Aside from the all-in-one approach to DXPs, there are other vendors that provide DXP solutions that contain the “best-of-class” core set of software technologies that are required for your DX stack, with the ability for a business to add additional software that is said to be easily integrated into the DXP.
Kotrotsos reiterated this solution, and stated that “Delivering the best possible customer experience means having a best-of-class everything: CRM, front-end website, content hub. That means the future of the DX stack is by definition modular. That comes with the added bonus that businesses who build their tech stack with modular pieces can always plug out ones that become outdated or don’t serve their purpose, and plug in new, even more cutting-edge ones, at any given time.”

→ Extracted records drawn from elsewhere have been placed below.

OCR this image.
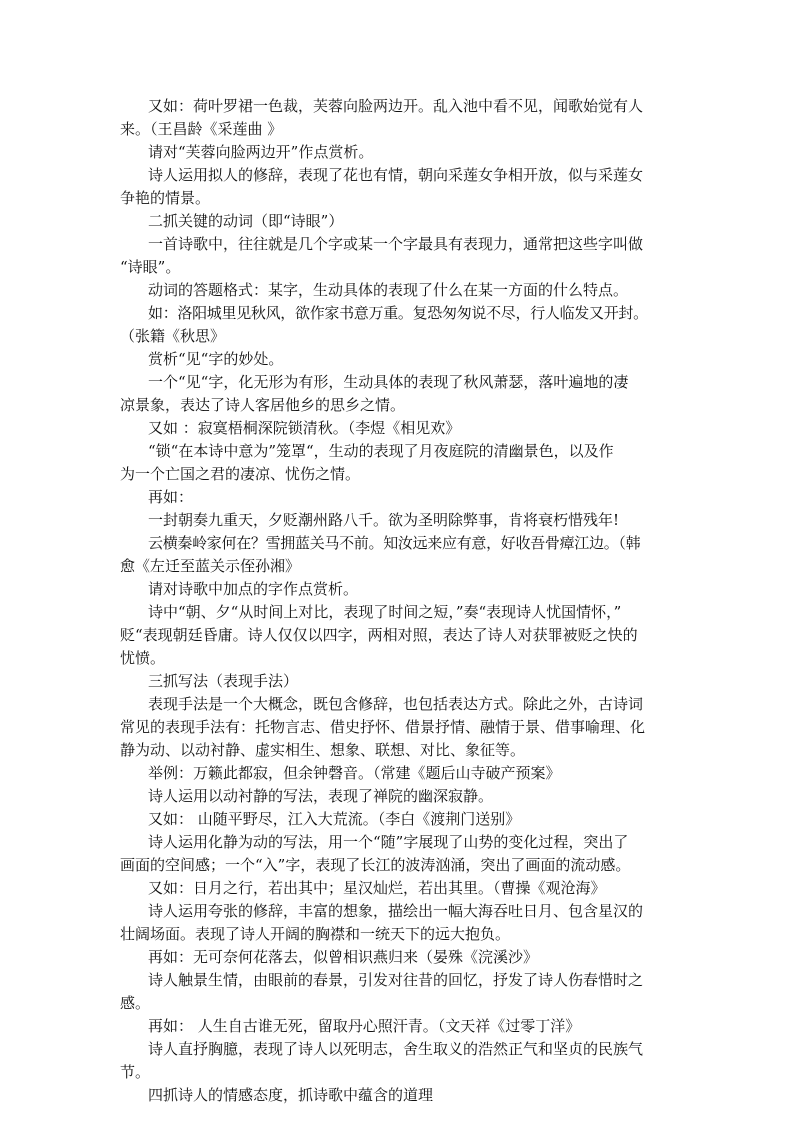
又如：荷叶罗裙一色裁，芙蓉向脸两边开。乱入池中看不见，闻歌始觉有人
来。（王昌龄《采莲曲 》
请对“芙蓉向脸两边开”作点赏析。
诗人运用拟人的修辞，表现了花也有情，朝向采莲女争相开放，似与采莲女
争艳的情景。
二抓关键的动词（即“诗眼”）
一首诗歌中，往往就是几个字或某一个字最具有表现力，通常把这些字叫做
“诗眼”。
动词的答题格式：某字，生动具体的表现了什么在某一方面的什么特点。
如：洛阳城里见秋风，欲作家书意万重。复恐匆匆说不尽，行人临发又开封。
（张籍《秋思》
赏析“见“字的妙处。
一个“见“字，化无形为有形，生动具体的表现了秋风萧瑟，落叶遍地的凄
凉景象，表达了诗人客居他乡的思乡之情。
又如 ：寂寞梧桐深院锁清秋。（李煜《相见欢》
“锁“在本诗中意为”笼罩“，生动的表现了月夜庭院的清幽景色，以及作
为一个亡国之君的凄凉、忧伤之情。
再如：
一封朝奏九重天，夕贬潮州路八千。欲为圣明除弊事，肯将衰朽惜残年!
云横秦岭家何在？雪拥蓝关马不前。知汝远来应有意，好收吾骨瘴江边。（韩
愈《左迁至蓝关示侄孙湘》
请对诗歌中加点的字作点赏析。
诗中“朝、夕“从时间上对比，表现了时间之短，”奏“表现诗人忧国情怀，”
贬“表现朝廷昏庸。诗人仅仅以四字，两相对照，表达了诗人对获罪被贬之快的
忧愤。
三抓写法（表现手法）
表现手法是一个大概念，既包含修辞，也包括表达方式。除此之外，古诗词
常见的表现手法有：托物言志、借史抒怀、借景抒情、融情于景、借事喻理、化
静为动、以动衬静、虚实相生、想象、联想、对比、象征等。
举例：万籁此都寂，但余钟磬音。（常建《题后山寺破产预案》
诗人运用以动衬静的写法，表现了禅院的幽深寂静。
又如： 山随平野尽，江入大荒流。（李白《渡荆门送别》
诗人运用化静为动的写法，用一个“随”字展现了山势的变化过程，突出了
画面的空间感；一个“入”字，表现了长江的波涛汹涌，突出了画面的流动感。
又如：日月之行，若出其中；星汉灿烂，若出其里。（曹操《观沧海》
诗人运用夸张的修辞，丰富的想象，描绘出一幅大海吞吐日月、包含星汉的
壮阔场面。表现了诗人开阔的胸襟和一统天下的远大抱负。
再如：无可奈何花落去，似曾相识燕归来（晏殊《浣溪沙》
诗人触景生情，由眼前的春景，引发对往昔的回忆，抒发了诗人伤春惜时之
感。
再如： 人生自古谁无死，留取丹心照汗青。（文天祥《过零丁洋》
诗人直抒胸臆，表现了诗人以死明志，舍生取义的浩然正气和坚贞的民族气
节。
四抓诗人的情感态度，抓诗歌中蕴含的道理
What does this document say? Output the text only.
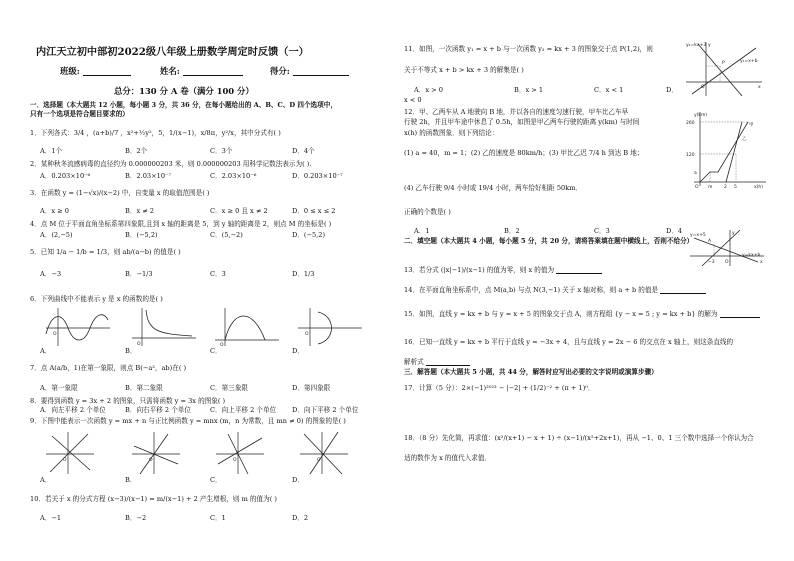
内江天立初中部初2022级八年级上册数学周定时反馈（一）
班级:	姓名:	得分:
总分：130 分 A 卷（满分 100 分）
一．选择题（本大题共 12 小题，每小题 3 分，共 36 分，在每小题给出的 A、B、C、D 四个选项中，
只有一个选项是符合题目要求的）
1．下列各式：3/4 ，(a+b)/7 ，x²+½y²，5，1/(x−1)，x/8π，y²/x，其中分式有( )
A．1个	B．2个	C．3个	D．4个
2．某种秋冬流感病毒的直径约为 0.000000203 米，则 0.000000203 用科学记数法表示为( ).
A．0.203×10⁻⁶	B．2.03×10⁻⁷	C．2.03×10⁻⁶	D．0.203×10⁻⁷
3．在函数 y = (1−√x)/(x−2) 中，自变量 x 的取值范围是( )
A．x ≥ 0	B．x ≠ 2	C．x ≥ 0 且 x ≠ 2	D．0 ≤ x ≤ 2
4．点 M 位于平面直角坐标系第四象限,且到 x 轴的距离是 5，到 y 轴的距离是 2，则点 M 的坐标是( )
A．(2,−5)	B．(−5,2)	C．(5,−2)	D．(−5,2)
5．已知 1/a − 1/b = 1/3，则 ab/(a−b) 的值是( )
A．−3	B．−1/3	C．3	D．1/3
6．下列曲线中不能表示 y 是 x 的函数的是( )
A．	B．	C．	D．
O
O	O
O
7．点 A(a/b，1)在第一象限，则点 B(−a²，ab)在( )
A．第一象限	B．第二象限	C．第三象限	D．第四象限
8．要得到函数 y = 3x + 2 的图象，只需将函数 y = 3x 的图象( )
A．向左平移 2 个单位	B．向右平移 2 个单位	C．向上平移 2 个单位 D．向下平移 2 个单位
9．下图中能表示一次函数 y = mx + n 与正比例函数 y = mnx (m，n 为常数，且 mn ≠ 0) 的图象的是( )
A．	B．	C．	D．
O	O	O	O
10．若关于 x 的分式方程 (x−3)/(x−1) = m/(x−1) + 2 产生增根，则 m 的值为( )
A．−1	B．−2	C．1	D．2
11．如图，一次函数 y₁ = x + b 与一次函数 y₂ = kx + 3 的图象交于点 P(1,2)，则
关于不等式 x + b > kx + 3 的解集是( )
A．x > 0	B．x > 1	C．x < 1	D．
x < 0
y₂=kx+3
y₁=x+b
P
O	x
y
12．甲、乙两车从 A 地驶向 B 地，并以各自的速度匀速行驶，甲车比乙车早
行驶 2h，并且甲车途中休息了 0.5h，如图是甲乙两车行驶的距离 y(km) 与时间
x(h) 的函数图象．则下列结论：
(1) a = 40，m = 1；(2) 乙的速度是 80km/h；(3) 甲比乙迟 7/4 h 到达 B 地；
(4) 乙车行驶 9/4 小时或 19/4 小时，两车恰好相距 50km．
正确的个数是( )
A．1	B．2	C．3	D．4
y(km)
260
120
a
O m	2 5	x(h)
甲
乙
二．填空题（本大题共 4 小题，每小题 5 分，共 20 分，请将答案填在题中横线上，否则不给分）
13．若分式 (|x|−1)/(x−1) 的值为零，则 x 的值为
14．在平面直角坐标系中，点 M(a,b) 与点 N(3,−1) 关于 x 轴对称，则 a + b 的值是
15．如图，直线 y = kx + b 与 y = x + 5 的图象交于点 A，则方程组 {y − x = 5 ; y = kx + b} 的解为
16．已知一直线 y = kx + b 平行于直线 y = −3x + 4，且与直线 y = 2x − 6 的交点在 x 轴上，则这条直线的
解析式
y=x+5
y=kx+b
A
−3 O	x
y
三．解答题（本大题共 5 小题，共 44 分，解答时应写出必要的文字说明或演算步骤）
17．计算（5 分）：2×(−1)²⁰²³ − |−2| + (1/2)⁻² + (π + 1)⁰．
18．（8 分）先化简，再求值：(x²/(x+1) − x + 1) ÷ (x−1)/(x²+2x+1)，再从 −1、0、1 三个数中选择一个你认为合
适的数作为 x 的值代入求值．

The advantage of this type of DXP is that it can be extensively customized for the specific needs of the business. Marketing being what it is, there is always the question of the efficacy of the included core components, as well as the ability to successfully integrate the additional components that are required to obtain the needed functionality. If there is a problem with integration, a business is left holding the bag, and they are stuck with it.
While Byrne sees the benefits of using core elements of the DX stack from the key vendors, he is not a proponent of using a single vendor. “You may want to ‘anchor’ your stack with key vendors, like Salesforce for CRM and Adobe for Analytics or whatever, but you do not want to consign your stack to a single vendor. This is a cop-out and your customers will suffer,” said Byrne.
The other option is to put together your own custom DX suite of technologies and integrate them together. Although groups such as the Digital Experience Stack (DXS) Alliance are bringing together a wide range of vendors with a common agreement of rapid integration with each other's software, the reality is that it is still not an easy out-of-box process.
Likewise, Adobe, Microsoft and SAP’s Open Data Initiative was created to facilitate a “a comprehensive, real-time view of your customers across all touchpoints” by suggesting the use of a common data format that will enable data from various software tools to be used across the DX stack.
These two attempts to simplify the integration of software in the DX stack are valiant efforts worthy of support, and through their efforts, there has been progress, but it can still be a very time-consuming and frustrating effort fraught to potential bottlenecks and problems. Bryne implores business to focus on their DX requirements rather than supposed pie-in-the-sky alliances, and emphasized that he is “skeptical about [DX alliances] because similar efforts in the past have not worked well. You should select technology according to your particular needs, not because of vendor alliances.”
What About Rolling Your Own DX Stack?
Many businesses have their own team of programmers, so what about the option of creating a custom DX stack in-house with API level interoperability for third party tools? Although some businesses have cobbled together a working DX stack solution, there are many drawbacks to doing so. Byrne emphasized this point, “You don’t want to build in-house when there’s such a wide diversity of digital tools to meet almost any level of complexity and budget. Flush with venture funding, the thousands of vendors in this space are innovating rapidly and slowly building critical customer communities. As an enterprise technology buyer, you almost never want to compete with that by building your own tools.”
Creating a custom DX stack in-house is too challenging and problematic to provide interoperability with third party software at a level that would not require constant intervention from the IT department. Additionally, it would be very difficult to build scalability and extensibility into such a custom DX stack. The problems, risks and expenditure would not be justified based on the benefits.
Because the customer experience is riding on the DX stack, the success or failure of a business is at risk when less-than-optimum DX technologies and vendors are used. By selecting a well integrated DX suite or DXP that features best-of-class core components — which, as Kotrotsos reminds us, are built around a MACH architecture — you can ensure a positive, personalized customer experience throughout the customer journey, and a loyal customer base that will be your best marketer.